Based on the inability to agree to basic mathematical facts about our budget, the deficit, and the options for the future, it would be easy to have no confidence whatsoever that the Super Committee will manage to get anything done in its short time frame. They cannot even figure out what baseline to work off, which is actually a key decision that will determine CBO scoring and whether the committee recommendation reaches the targets set out in the debt limit deal. The whole baseline issue, which deals with numbers much larger than the deficit reduction targets on the committee, just shows how foolish the entire enterprise is. The Super Committee would be better off doing absolutely nothing and watching the budget magically fall into primary balance in the medium term as a result.

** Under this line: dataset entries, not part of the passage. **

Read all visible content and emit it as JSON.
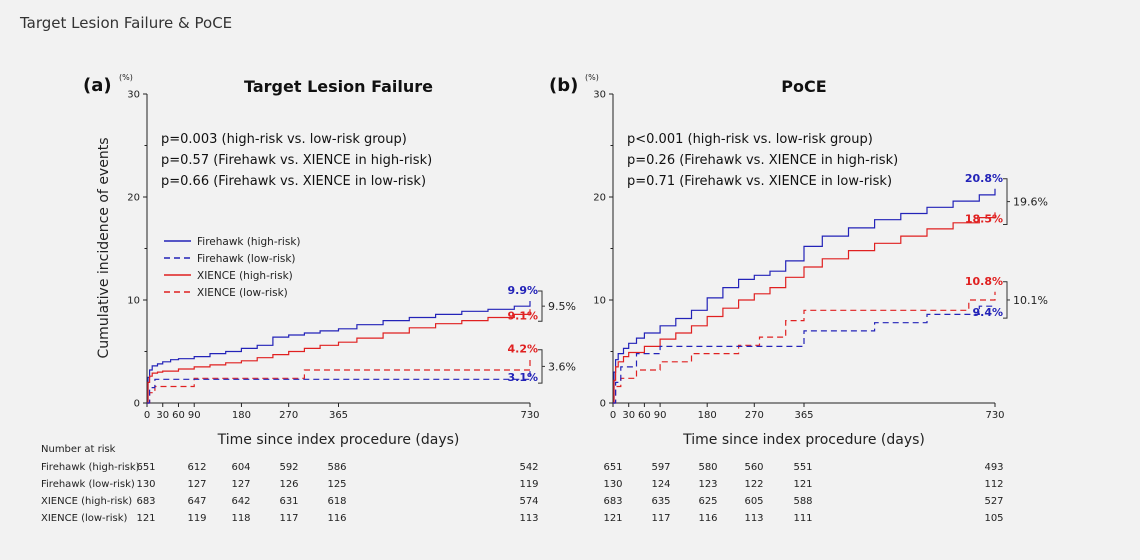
{
  "page_title": "Target Lesion Failure & PoCE",
  "colors": {
    "blue": "#2323b8",
    "red": "#e02020",
    "axis": "#222222"
  },
  "shared": {
    "xlabel": "Time since index procedure (days)",
    "ylabel": "Cumulative incidence of events",
    "yunit": "(%)",
    "x_ticks": [
      0,
      30,
      60,
      90,
      180,
      270,
      365,
      730
    ],
    "y_ticks": [
      0,
      10,
      20,
      30
    ],
    "legend": [
      {
        "name": "Firehawk (high-risk)",
        "color": "#2323b8",
        "dash": false
      },
      {
        "name": "Firehawk (low-risk)",
        "color": "#2323b8",
        "dash": true
      },
      {
        "name": "XIENCE (high-risk)",
        "color": "#e02020",
        "dash": false
      },
      {
        "name": "XIENCE (low-risk)",
        "color": "#e02020",
        "dash": true
      }
    ]
  },
  "chart_data": [
    {
      "type": "line",
      "panel": "(a)",
      "title": "Target Lesion Failure",
      "xlim": [
        0,
        730
      ],
      "ylim": [
        0,
        30
      ],
      "pvalues": [
        "p=0.003 (high-risk vs. low-risk group)",
        "p=0.57 (Firehawk vs. XIENCE in high-risk)",
        "p=0.66 (Firehawk vs. XIENCE in low-risk)"
      ],
      "series": [
        {
          "name": "Firehawk (high-risk)",
          "color": "#2323b8",
          "dash": false,
          "x": [
            0,
            2,
            5,
            10,
            20,
            30,
            45,
            60,
            90,
            120,
            150,
            180,
            210,
            240,
            270,
            300,
            330,
            365,
            400,
            450,
            500,
            550,
            600,
            650,
            700,
            730
          ],
          "y": [
            0,
            2.5,
            3.2,
            3.6,
            3.8,
            4.0,
            4.2,
            4.3,
            4.5,
            4.8,
            5.0,
            5.3,
            5.6,
            6.4,
            6.6,
            6.8,
            7.0,
            7.2,
            7.6,
            8.0,
            8.3,
            8.6,
            8.9,
            9.1,
            9.4,
            9.9
          ]
        },
        {
          "name": "XIENCE (high-risk)",
          "color": "#e02020",
          "dash": false,
          "x": [
            0,
            2,
            5,
            10,
            20,
            30,
            60,
            90,
            120,
            150,
            180,
            210,
            240,
            270,
            300,
            330,
            365,
            400,
            450,
            500,
            550,
            600,
            650,
            700,
            730
          ],
          "y": [
            0,
            2.0,
            2.6,
            2.9,
            3.0,
            3.1,
            3.3,
            3.5,
            3.7,
            3.9,
            4.1,
            4.4,
            4.7,
            5.0,
            5.3,
            5.6,
            5.9,
            6.3,
            6.8,
            7.3,
            7.7,
            8.0,
            8.3,
            8.6,
            9.1
          ]
        },
        {
          "name": "XIENCE (low-risk)",
          "color": "#e02020",
          "dash": true,
          "x": [
            0,
            5,
            15,
            60,
            90,
            150,
            270,
            300,
            500,
            700,
            730
          ],
          "y": [
            0,
            1.0,
            1.6,
            1.6,
            2.4,
            2.4,
            2.4,
            3.2,
            3.2,
            3.2,
            4.2
          ]
        },
        {
          "name": "Firehawk (low-risk)",
          "color": "#2323b8",
          "dash": true,
          "x": [
            0,
            5,
            15,
            90,
            180,
            270,
            700,
            730
          ],
          "y": [
            0,
            1.5,
            2.3,
            2.3,
            2.3,
            2.3,
            2.3,
            3.1
          ]
        }
      ],
      "end_labels": [
        {
          "text": "9.9%",
          "y": 9.9,
          "color": "#2323b8"
        },
        {
          "text": "9.1%",
          "y": 9.1,
          "color": "#e02020"
        },
        {
          "text": "4.2%",
          "y": 4.2,
          "color": "#e02020"
        },
        {
          "text": "3.1%",
          "y": 3.1,
          "color": "#2323b8"
        }
      ],
      "brackets": [
        {
          "text": "9.5%",
          "y_top": 9.9,
          "y_bottom": 9.1
        },
        {
          "text": "3.6%",
          "y_top": 4.2,
          "y_bottom": 3.1
        }
      ],
      "risk_table": {
        "header": "Number at risk",
        "times": [
          0,
          90,
          180,
          270,
          365,
          730
        ],
        "rows": [
          {
            "label": "Firehawk (high-risk)",
            "values": [
              "651",
              "612",
              "604",
              "592",
              "586",
              "542"
            ]
          },
          {
            "label": "Firehawk (low-risk)",
            "values": [
              "130",
              "127",
              "127",
              "126",
              "125",
              "119"
            ]
          },
          {
            "label": "XIENCE (high-risk)",
            "values": [
              "683",
              "647",
              "642",
              "631",
              "618",
              "574"
            ]
          },
          {
            "label": "XIENCE (low-risk)",
            "values": [
              "121",
              "119",
              "118",
              "117",
              "116",
              "113"
            ]
          }
        ]
      }
    },
    {
      "type": "line",
      "panel": "(b)",
      "title": "PoCE",
      "xlim": [
        0,
        730
      ],
      "ylim": [
        0,
        30
      ],
      "pvalues": [
        "p<0.001 (high-risk vs. low-risk group)",
        "p=0.26 (Firehawk vs. XIENCE in high-risk)",
        "p=0.71 (Firehawk vs. XIENCE in low-risk)"
      ],
      "series": [
        {
          "name": "Firehawk (high-risk)",
          "color": "#2323b8",
          "dash": false,
          "x": [
            0,
            2,
            5,
            10,
            20,
            30,
            45,
            60,
            90,
            120,
            150,
            180,
            210,
            240,
            270,
            300,
            330,
            365,
            400,
            450,
            500,
            550,
            600,
            650,
            700,
            730
          ],
          "y": [
            0,
            3.0,
            4.2,
            4.8,
            5.3,
            5.8,
            6.3,
            6.8,
            7.5,
            8.2,
            9.0,
            10.2,
            11.2,
            12.0,
            12.4,
            12.8,
            13.8,
            15.2,
            16.2,
            17.0,
            17.8,
            18.4,
            19.0,
            19.6,
            20.2,
            20.8
          ]
        },
        {
          "name": "XIENCE (high-risk)",
          "color": "#e02020",
          "dash": false,
          "x": [
            0,
            2,
            5,
            10,
            20,
            30,
            60,
            90,
            120,
            150,
            180,
            210,
            240,
            270,
            300,
            330,
            365,
            400,
            450,
            500,
            550,
            600,
            650,
            700,
            730
          ],
          "y": [
            0,
            2.2,
            3.5,
            4.0,
            4.5,
            4.9,
            5.5,
            6.2,
            6.8,
            7.5,
            8.4,
            9.2,
            10.0,
            10.6,
            11.2,
            12.2,
            13.2,
            14.0,
            14.8,
            15.5,
            16.2,
            16.9,
            17.5,
            18.0,
            18.5
          ]
        },
        {
          "name": "XIENCE (low-risk)",
          "color": "#e02020",
          "dash": true,
          "x": [
            0,
            5,
            15,
            45,
            90,
            150,
            240,
            280,
            330,
            365,
            500,
            680,
            730
          ],
          "y": [
            0,
            1.6,
            2.4,
            3.2,
            4.0,
            4.8,
            5.6,
            6.4,
            8.0,
            9.0,
            9.0,
            10.0,
            10.8
          ]
        },
        {
          "name": "Firehawk (low-risk)",
          "color": "#2323b8",
          "dash": true,
          "x": [
            0,
            5,
            15,
            45,
            90,
            180,
            300,
            365,
            500,
            600,
            700,
            730
          ],
          "y": [
            0,
            2.0,
            3.5,
            4.8,
            5.5,
            5.5,
            5.5,
            7.0,
            7.8,
            8.6,
            9.4,
            9.4
          ]
        }
      ],
      "end_labels": [
        {
          "text": "20.8%",
          "y": 20.8,
          "color": "#2323b8"
        },
        {
          "text": "18.5%",
          "y": 18.5,
          "color": "#e02020"
        },
        {
          "text": "10.8%",
          "y": 10.8,
          "color": "#e02020"
        },
        {
          "text": "9.4%",
          "y": 9.4,
          "color": "#2323b8"
        }
      ],
      "brackets": [
        {
          "text": "19.6%",
          "y_top": 20.8,
          "y_bottom": 18.5
        },
        {
          "text": "10.1%",
          "y_top": 10.8,
          "y_bottom": 9.4
        }
      ],
      "risk_table": {
        "header": "",
        "times": [
          0,
          90,
          180,
          270,
          365,
          730
        ],
        "rows": [
          {
            "label": "",
            "values": [
              "651",
              "597",
              "580",
              "560",
              "551",
              "493"
            ]
          },
          {
            "label": "",
            "values": [
              "130",
              "124",
              "123",
              "122",
              "121",
              "112"
            ]
          },
          {
            "label": "",
            "values": [
              "683",
              "635",
              "625",
              "605",
              "588",
              "527"
            ]
          },
          {
            "label": "",
            "values": [
              "121",
              "117",
              "116",
              "113",
              "111",
              "105"
            ]
          }
        ]
      }
    }
  ]
}
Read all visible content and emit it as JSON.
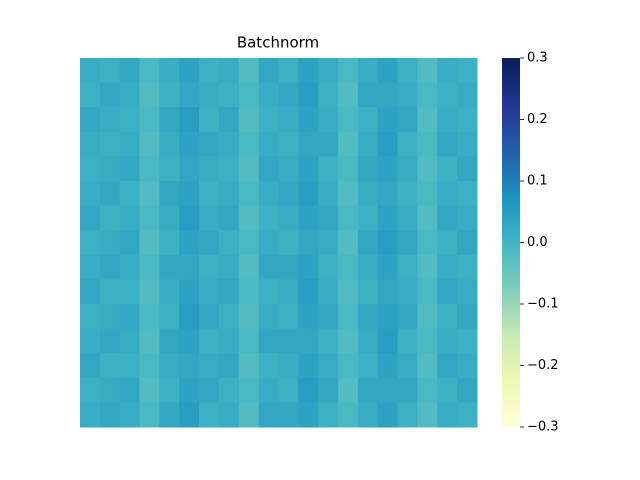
{
  "chart_data": {
    "type": "heatmap",
    "title": "Batchnorm",
    "values": [
      [
        0.02,
        0.01,
        0.03,
        -0.01,
        0.02,
        0.04,
        0.01,
        0.02,
        -0.02,
        0.03,
        0.01,
        0.04,
        0.02,
        -0.01,
        0.02,
        0.04,
        0.01,
        -0.02,
        0.02,
        0.01
      ],
      [
        0.01,
        0.03,
        0.02,
        -0.02,
        0.01,
        0.03,
        0.02,
        0.01,
        -0.01,
        0.02,
        0.03,
        0.05,
        0.01,
        -0.02,
        0.03,
        0.03,
        0.02,
        -0.01,
        0.01,
        0.02
      ],
      [
        0.03,
        0.02,
        0.01,
        -0.01,
        0.03,
        0.05,
        0.01,
        0.03,
        -0.02,
        0.01,
        0.02,
        0.04,
        0.02,
        -0.01,
        0.01,
        0.04,
        0.03,
        -0.02,
        0.02,
        0.01
      ],
      [
        0.02,
        0.01,
        0.02,
        -0.02,
        0.02,
        0.04,
        0.03,
        0.02,
        -0.01,
        0.02,
        0.01,
        0.03,
        0.03,
        -0.02,
        0.02,
        0.05,
        0.01,
        -0.01,
        0.03,
        0.02
      ],
      [
        0.01,
        0.02,
        0.03,
        -0.01,
        0.01,
        0.03,
        0.02,
        0.01,
        -0.02,
        0.03,
        0.02,
        0.04,
        0.01,
        -0.01,
        0.03,
        0.04,
        0.02,
        -0.02,
        0.01,
        0.03
      ],
      [
        0.02,
        0.03,
        0.01,
        -0.02,
        0.03,
        0.04,
        0.01,
        0.02,
        -0.01,
        0.02,
        0.03,
        0.05,
        0.02,
        -0.02,
        0.02,
        0.03,
        0.01,
        -0.01,
        0.02,
        0.01
      ],
      [
        0.03,
        0.01,
        0.02,
        -0.01,
        0.02,
        0.05,
        0.02,
        0.03,
        -0.02,
        0.01,
        0.02,
        0.04,
        0.03,
        -0.01,
        0.01,
        0.04,
        0.02,
        -0.02,
        0.03,
        0.02
      ],
      [
        0.01,
        0.02,
        0.03,
        -0.02,
        0.01,
        0.04,
        0.03,
        0.01,
        -0.01,
        0.02,
        0.01,
        0.03,
        0.02,
        -0.02,
        0.03,
        0.05,
        0.03,
        -0.01,
        0.01,
        0.03
      ],
      [
        0.02,
        0.03,
        0.02,
        -0.01,
        0.03,
        0.03,
        0.01,
        0.02,
        -0.02,
        0.03,
        0.03,
        0.04,
        0.01,
        -0.01,
        0.02,
        0.04,
        0.01,
        -0.02,
        0.02,
        0.01
      ],
      [
        0.03,
        0.01,
        0.01,
        -0.02,
        0.02,
        0.04,
        0.02,
        0.03,
        -0.01,
        0.01,
        0.02,
        0.05,
        0.02,
        -0.02,
        0.01,
        0.03,
        0.02,
        -0.01,
        0.03,
        0.02
      ],
      [
        0.01,
        0.02,
        0.03,
        -0.01,
        0.01,
        0.05,
        0.03,
        0.01,
        -0.02,
        0.02,
        0.01,
        0.04,
        0.03,
        -0.01,
        0.03,
        0.04,
        0.03,
        -0.02,
        0.01,
        0.03
      ],
      [
        0.02,
        0.03,
        0.02,
        -0.02,
        0.03,
        0.04,
        0.01,
        0.02,
        -0.01,
        0.03,
        0.03,
        0.03,
        0.01,
        -0.02,
        0.02,
        0.05,
        0.01,
        -0.01,
        0.02,
        0.01
      ],
      [
        0.03,
        0.01,
        0.01,
        -0.01,
        0.02,
        0.03,
        0.02,
        0.03,
        -0.02,
        0.01,
        0.02,
        0.04,
        0.02,
        -0.01,
        0.01,
        0.04,
        0.02,
        -0.02,
        0.03,
        0.02
      ],
      [
        0.01,
        0.02,
        0.03,
        -0.02,
        0.01,
        0.04,
        0.03,
        0.01,
        -0.01,
        0.02,
        0.01,
        0.05,
        0.03,
        -0.02,
        0.03,
        0.03,
        0.03,
        -0.01,
        0.01,
        0.03
      ],
      [
        0.02,
        0.03,
        0.02,
        -0.01,
        0.03,
        0.05,
        0.01,
        0.02,
        -0.02,
        0.03,
        0.03,
        0.04,
        0.01,
        -0.01,
        0.02,
        0.04,
        0.01,
        -0.02,
        0.02,
        0.01
      ]
    ],
    "colorscale": [
      "#ffffd9",
      "#edf8b1",
      "#c7e9b4",
      "#7fcdbb",
      "#41b6c4",
      "#1d91c0",
      "#225ea8",
      "#253494",
      "#081d58"
    ],
    "clim": [
      -0.3,
      0.3
    ],
    "cticks": [
      {
        "value": -0.3,
        "label": "−0.3"
      },
      {
        "value": -0.2,
        "label": "−0.2"
      },
      {
        "value": -0.1,
        "label": "−0.1"
      },
      {
        "value": 0,
        "label": "0.0"
      },
      0.1,
      0.2,
      0.3
    ]
  }
}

But I wouldn’t be so sure that the Super Committee will just collapse, leading to the pulling of a trigger with major cuts to the defense budget. And for evidence, you need only look to this:

The Aerospace Industries Association on Tuesday will hand one of its top awards to Sen. Patty Murray (D-Wash.), one of the co-chairmen of the special deficit-cutting committee.

The Wings of Liberty award will be presented to Murray on the same day the congressional supercommittee held its first public business meeting.

Murray has long advocated for aerospace programs as a member of the Senate Appropriations Defense subcommittee and a founding member of the Senate Aerospace Caucus. She was one of the most vocal advocates of Boeing’s entry into a decade-long Air Force tanker aircraft competition. Boeing eventually won, beating out rival Airbus in a bitter race.

In a statement, AIA said Murray “continues to call attention to the important issues facing the nation’s transportation infrastructure and the U.S. aerospace industry.” […]

In previous years, AIA has handed the award to House Appropriations Committee ranking member Norm Dicks (D-Wash.), Senate Appropriations Committee Chairman Daniel Inouye (D-Hawaii) and now-retired Sen. John Warner (R-Va.), who for years was either Senate Armed Services Committee chairman or ranking member.

It’s funny how this award usually goes into the hands of the top defense appropriator in Congress. It’s so coincidental!

There was a Lockheed Martin ad on the page of The Hill attached to that story. It’s just beyond clear that the defense industry will do whatever it can with the assets it has to avoid the reckoning of cuts.

Now, a Senate panel actually defied the industry yesterday by passing a FY 2012 defense plan that freezes spending at a level $26 billion below the President’s request and $18 billion below what the House passed. But that pales in comparison to the roughly $600 billion in cuts we would see to defense if the trigger gets pulled. This may be a “new day” in Washington with respect to the military-industrial complex, but I don’t think it’s that new.

Even if the trigger gets pulled, the MIC has a whole year to persuade Congress to change the trigger cuts away from the defense industry. As a result, I wouldn’t expect these to go into effect.